"Bu, utang kita masih kira-kira sekian euro di Bank. Aku sudah ada tabungan segitu tapi kalau dibayarkan ke bank, aku nggak punya modal usaha. Asap dapur nggak bisa ngepul. Uang itu harus diputar buat usaha, nggak bisa dicairkan." Suami saya ngobrol santai di atas sofa merah hati kesukaannya.
Ia juga memberitahukan bahwa kredit rumah kami diperkirakan akan lunas ketika anak bungsu kami berusia 18 tahun atau 7 tahun lagi, kalau rajin atau lebih tepatnya disiplin mencicil kredit bank.
Sebenarnya, ada keinginan untuk lebih cepat melunasinya selagi ada uang simpanan, supaya hati tidak berdebar-debar ada bunyi "dat-dit, dat-dit... kredit", ketika menempati rumah kami.
Sayang, setelah dikonfirmasi ke pihak bank tentang niatan kami, management tidak mengizinkan nasabahnya untuk mengubah perjanjian kredit dengan mempercepatnya. Artinya, kredit bank tetap harus berjalan dengan bunga dan jumlah angsuran yang sama sesuai perjanjian lama.

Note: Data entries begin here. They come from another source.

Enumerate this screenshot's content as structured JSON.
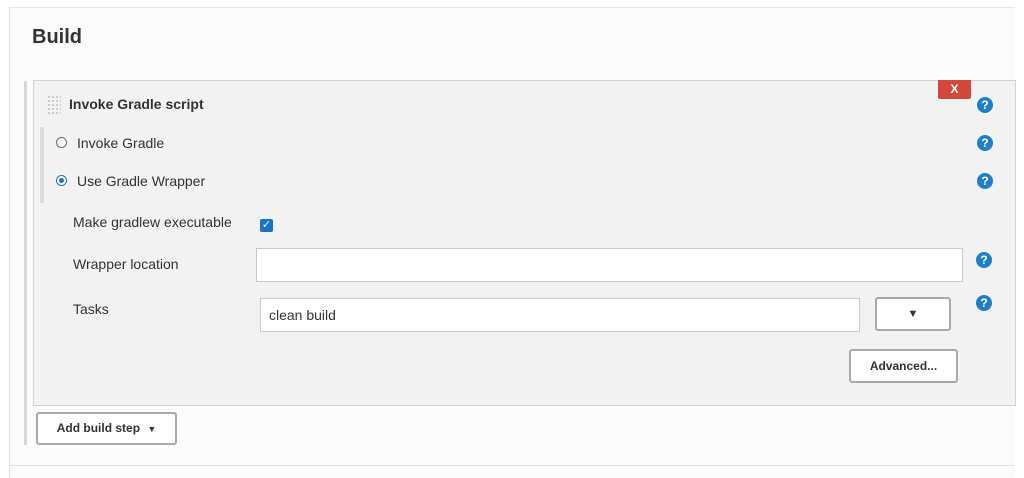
{
  "section": {
    "title": "Build"
  },
  "step": {
    "title": "Invoke Gradle script",
    "delete_label": "X",
    "help_glyph": "?"
  },
  "radios": {
    "invoke_gradle": "Invoke Gradle",
    "use_wrapper": "Use Gradle Wrapper",
    "selected": "use_wrapper"
  },
  "options": {
    "make_executable_label": "Make gradlew executable",
    "make_executable_checked": true,
    "wrapper_location_label": "Wrapper location",
    "wrapper_location_value": "",
    "tasks_label": "Tasks",
    "tasks_value": "clean build",
    "tasks_dropdown_glyph": "▼"
  },
  "buttons": {
    "advanced": "Advanced...",
    "add_build_step": "Add build step",
    "add_build_step_caret": "▼"
  },
  "colors": {
    "accent": "#1a73c9",
    "help": "#1e7fcb",
    "danger": "#d24939"
  }
}
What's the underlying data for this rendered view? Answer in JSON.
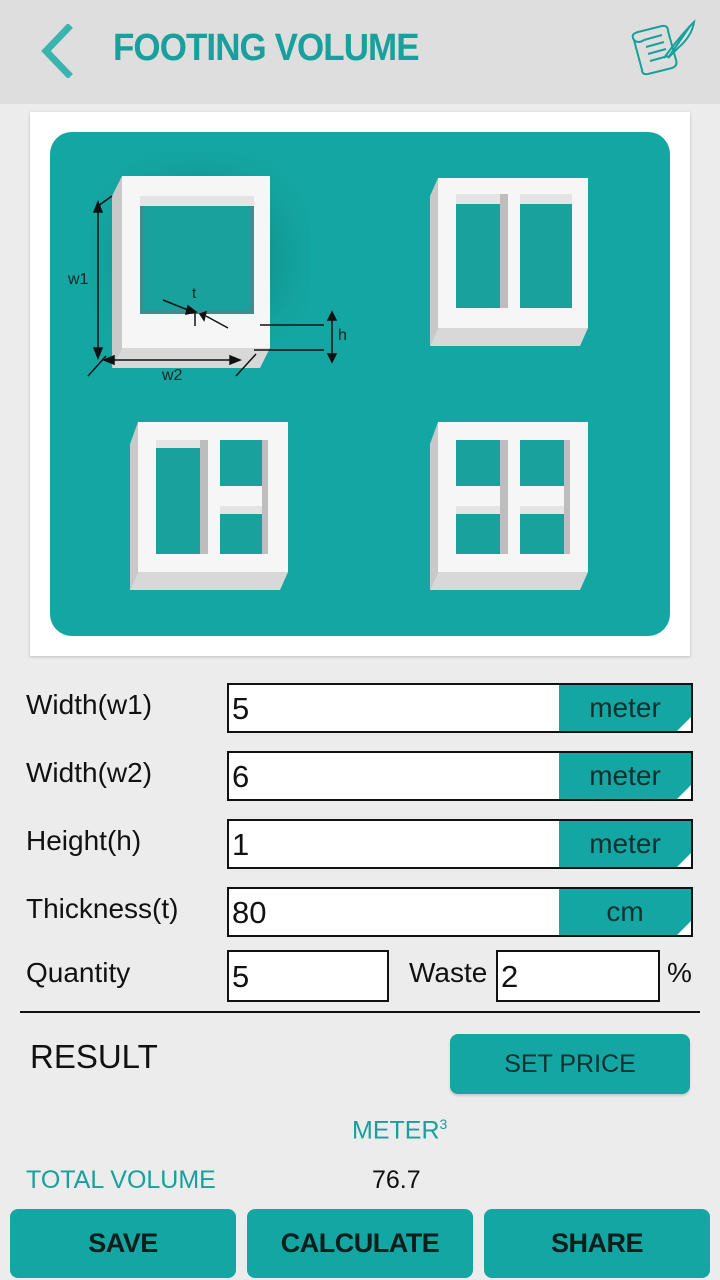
{
  "header": {
    "title": "FOOTING VOLUME",
    "back_icon": "chevron-left-icon",
    "notes_icon": "scroll-quill-icon"
  },
  "diagram": {
    "labels": {
      "w1": "w1",
      "w2": "w2",
      "h": "h",
      "t": "t"
    },
    "variants": [
      "single-cell",
      "two-cell",
      "three-cell",
      "four-cell"
    ]
  },
  "form": {
    "fields": [
      {
        "label": "Width(w1)",
        "value": "5",
        "unit": "meter"
      },
      {
        "label": "Width(w2)",
        "value": "6",
        "unit": "meter"
      },
      {
        "label": "Height(h)",
        "value": "1",
        "unit": "meter"
      },
      {
        "label": "Thickness(t)",
        "value": "80",
        "unit": "cm"
      }
    ],
    "quantity": {
      "label": "Quantity",
      "value": "5"
    },
    "waste": {
      "label": "Waste",
      "value": "2",
      "suffix": "%"
    }
  },
  "result": {
    "label": "RESULT",
    "set_price_label": "SET PRICE",
    "unit_label": "METER",
    "unit_exponent": "3",
    "total_label": "TOTAL VOLUME",
    "total_value": "76.7"
  },
  "actions": {
    "save": "SAVE",
    "calculate": "CALCULATE",
    "share": "SHARE"
  },
  "colors": {
    "accent": "#14a6a2",
    "title_teal": "#17a09c",
    "header_bg": "#dedede",
    "page_bg": "#ececec"
  }
}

Begitulah rasanya utang, tidak nyaman. Serasa dikejar, ada deadline dan tentunya besar tanggung-jawab yang harus dipikul.
Lho, mengapa dulu berani utang bank?
Ah, namanya rumah tangga, pasti ingin memiliki rumah sendiri. Karena kalau sewa rumah atau sewa flat, berarti membayar tapi sampai kapanpun tempat tinggal tidak akan jadi milik sendiri. Berbeda sekali dengan membeli dan kredit bank. Membayar tiap bulan dan kalau disiplin sampai final, tempat tinggal jadi milik pribadi. Tempat tinggal di Jerman ada dua; Einfamilienhaus (rumah) dan Wohnung (flat).
Zaman itu kami berangkat dari nol berdua, tidak punya apa-apa dan baru saja pindah ke Jerman. Keadaan serba sulit. Suami masih memulai pekerjaan yang baru. Lalu, kami beranikan diri mengambil kredit 20 tahun pada sebuah bank di kota supaya tidak ikut PMI (Pondok Mertua Indah).
Bersyukur bahwa di Jerman itu selalu ada subsidi dan support bagi keluarga muda untuk mengambil kredit rumah dengan bunga rendah dan cara yang mudah. Semua berjalan mulus sampai tahun ini. Itulah yang mendorong kami untuk nekat utang dari awal.
Toh kami banyak temannya. Hampir semua orang yang kami kenal di Jerman, punya rumah karena utang bank dulu. Menurut pengamatan saya dari pengalaman mereka, bukan orang Indonesia saja yang pintar berhutang. Orang Jerman juga manusia, suka ambil kredit.
Soal mudahnya utang bank untuk kredit tempat tinggal, sungguh kesejahteraan hidup di Jerman yang mungkin bikin orang Indonesia ngiri. Saya masih ingat cerita salah satu artis Indonesia yang tinggal di Jakarta, kepada saya waktu ia bertandang ke Jerman. Utangnya milyaran dari beli rumah, untuk bayar bunganya saja sudah susah alias tinggi apalagi bayar cicilan kreditnya?